Это было началом борьбы — как видим, с первых же дней достаточно энергичной. Ф.Вигдорова действовала неутомимо: ее усилиями оказались вовлечены в ряды защитников три лауреата Ленинской премии — Д. Д. Шостакович, С. Я. Маршак и К.И.Чуковский, поэты, музыканты, ученые. В то время все это было внове: Самиздата еще не существовало, опыта коллективной борьбы тоже; все это появилось позднее, родившись во время дела Бродского.
А Иосиф Бродский сидел в тюрьме. Шостакович разговаривал с Толстиковым, Сурков с Прокофьевым; в обкоме, КГБ и народном суде накапливались письма, телеграммы от Маршака, Чуковского, Ахматовой, Вигдоровой, многих других. Уже и Даниил Гранин понял ошибочность своей первоначальной позиции и послал телеграмму генеральному прокурору СССР, в которой выражал свое возмущение беззаконными действиями ленинградских властей.
А Бродский сидел в тюрьме «Кресты», и все шло своим чередом, как того хотел проходимец Лернер.
Незадолго до суда Ф. Вигдорова приехала в Ленинград. Группа писателей собралась на квартире известного романиста Юрия Павловича Германа — обсуждались возможные (или невозможные?) действия. Сам Юрий Герман, человек степенный, склонный к миролюбивым решениям и вполне лояльный, бушевал: это «дело» представлялось ему нелепым, гротескным, фантастическим; он звонил в управление милиции, с которой у него были давние связи, рассылал письма, уговаривал бюрократов и, будучи по натуре оптимистом, верил в торжество добра.
А Бродский сидел в «Крестах» и ждал. Параллельные линии не пересекались.
За несколько дней до процесса я отправился к председателю Ленинградского городского суда. Он принял меня, одного из руководителей секции переводчиков и члена комиссии по работе с молодыми писателями, с официально-равнодушной вежливостью. Я пытался разъяснить ему, что человека, который пишет и переводит стихи, нельзя считать тунеядцем лишь по той единственной причине, что он не состоит членом Союза писателей. Председатель суда слушал внимательно, молча кивал головой, а потом дал мне понять, что тунеядство — обвинение скорее формальное и что против Бродского есть другой материал.
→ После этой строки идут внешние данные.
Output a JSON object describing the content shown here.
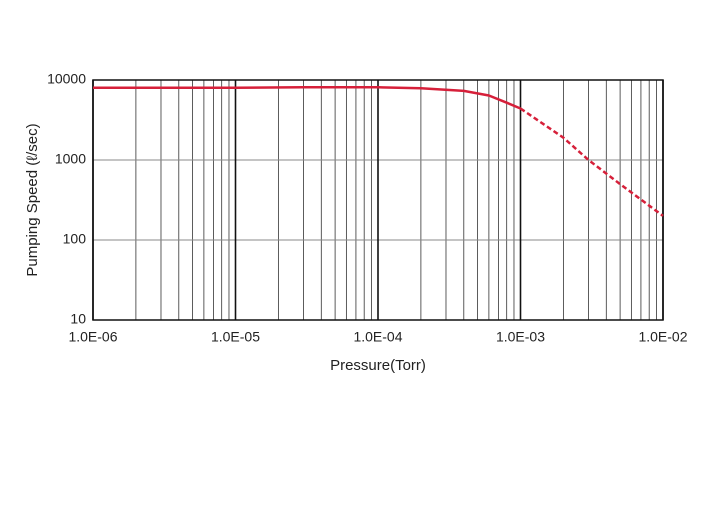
{
  "chart_data": {
    "type": "line",
    "x_label": "Pressure(Torr)",
    "y_label": "Pumping Speed (ℓ/sec)",
    "xscale": "log",
    "yscale": "log",
    "grid": true,
    "minor_grid": true,
    "xlim": [
      1e-06,
      0.01
    ],
    "ylim": [
      10,
      10000
    ],
    "xticks": [
      {
        "value": 1e-06,
        "label": "1.0E-06"
      },
      {
        "value": 1e-05,
        "label": "1.0E-05"
      },
      {
        "value": 0.0001,
        "label": "1.0E-04"
      },
      {
        "value": 0.001,
        "label": "1.0E-03"
      },
      {
        "value": 0.01,
        "label": "1.0E-02"
      }
    ],
    "yticks": [
      10,
      100,
      1000,
      10000
    ],
    "series": [
      {
        "color": "#d6203a",
        "dash": false,
        "x": [
          1e-06,
          3e-06,
          1e-05,
          3e-05,
          0.0001,
          0.0002,
          0.0004,
          0.0006,
          0.0008,
          0.001
        ],
        "values": [
          8000,
          8000,
          8000,
          8100,
          8100,
          7900,
          7300,
          6400,
          5200,
          4400
        ]
      },
      {
        "color": "#d6203a",
        "dash": true,
        "x": [
          0.001,
          0.002,
          0.003,
          0.005,
          0.01
        ],
        "values": [
          4400,
          1900,
          1000,
          500,
          200
        ]
      }
    ]
  }
}
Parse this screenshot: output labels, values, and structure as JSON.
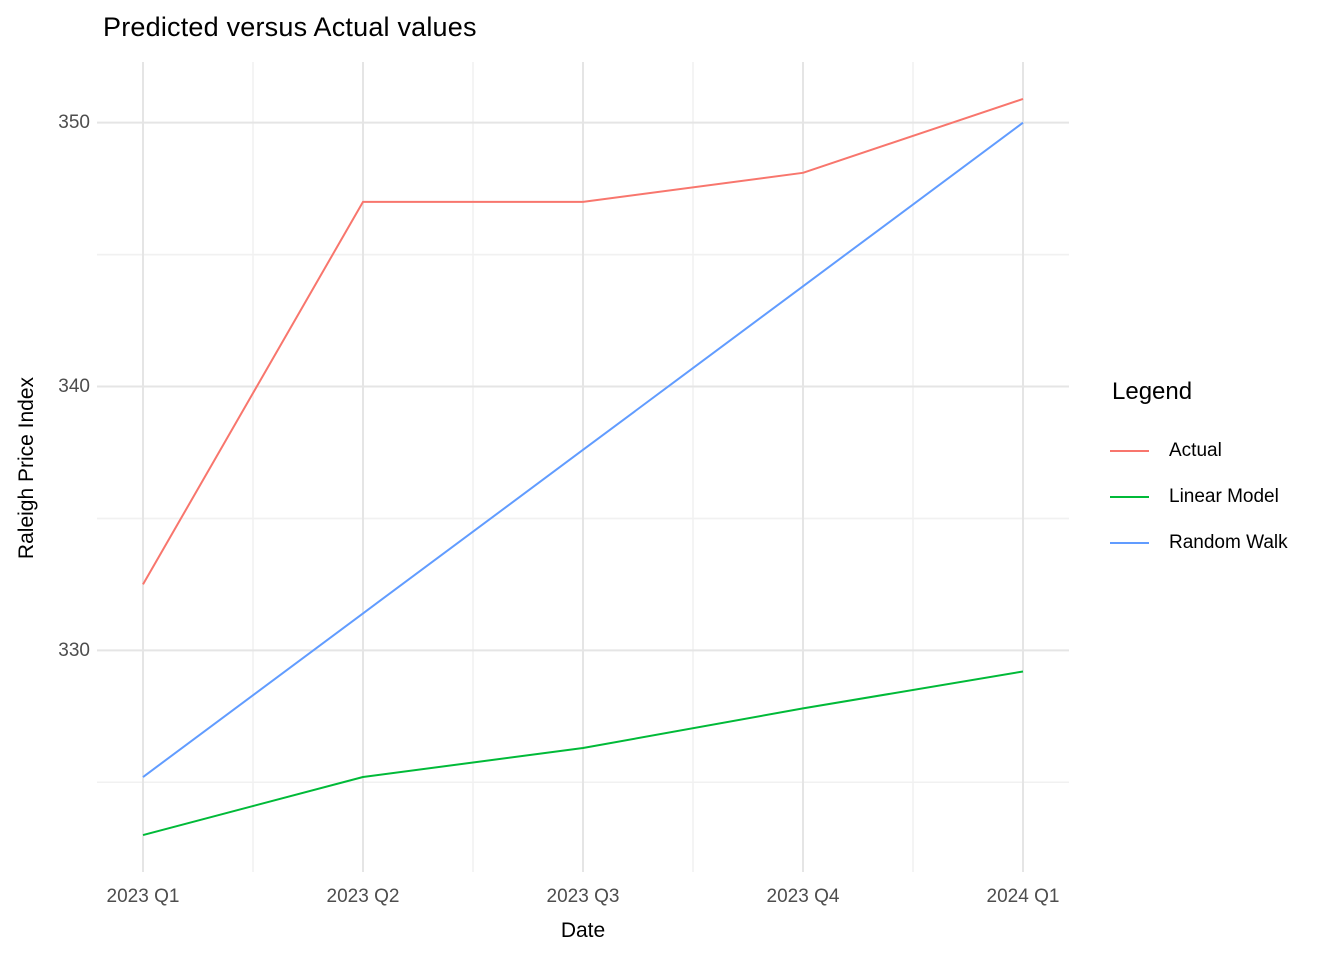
{
  "chart": {
    "title": "Predicted versus Actual values",
    "xlabel": "Date",
    "ylabel": "Raleigh Price Index"
  },
  "legend": {
    "title": "Legend"
  },
  "chart_data": {
    "type": "line",
    "title": "Predicted versus Actual values",
    "xlabel": "Date",
    "ylabel": "Raleigh Price Index",
    "categories": [
      "2023 Q1",
      "2023 Q2",
      "2023 Q3",
      "2023 Q4",
      "2024 Q1"
    ],
    "series": [
      {
        "name": "Actual",
        "color": "#F8766D",
        "values": [
          332.5,
          347.0,
          347.0,
          348.1,
          350.9
        ]
      },
      {
        "name": "Linear Model",
        "color": "#00BA38",
        "values": [
          323.0,
          325.2,
          326.3,
          327.8,
          329.2
        ]
      },
      {
        "name": "Random Walk",
        "color": "#619CFF",
        "values": [
          325.2,
          331.4,
          337.6,
          343.8,
          350.0
        ]
      }
    ],
    "y_ticks": [
      330,
      340,
      350
    ],
    "ylim": [
      321.6,
      352.3
    ],
    "grid": true,
    "grid_major_color": "#E5E5E5",
    "grid_minor_color": "#F1F1F1",
    "background": "#FFFFFF",
    "legend_position": "right"
  }
}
— Какой? Политикой он не интересовался никогда. Он поэт метафизический, его волнуют вопросы бытия, вопросы жизни и смерти, вечности и бесконечности. На такого человека — какой может быть у вас материал?
Он полистал дело и, вынув какой-то лист, пододвинул его мне. Я увидел не вполне пристойную и очень злую эпиграмму на Александра Прокофьева.
— И много у вас такого материала? — спросил я
Судья рассердился:
— Не понимаю вашего иронического тона.
— Эту эпиграмму я знаю давно. Ее сочинил другой автор, к Бродскому она отношения не имеет. (Это была эпиграмма Дудина.)
— У нас другие данные, — строго сказал судья и не выразил охоты продолжать разговор.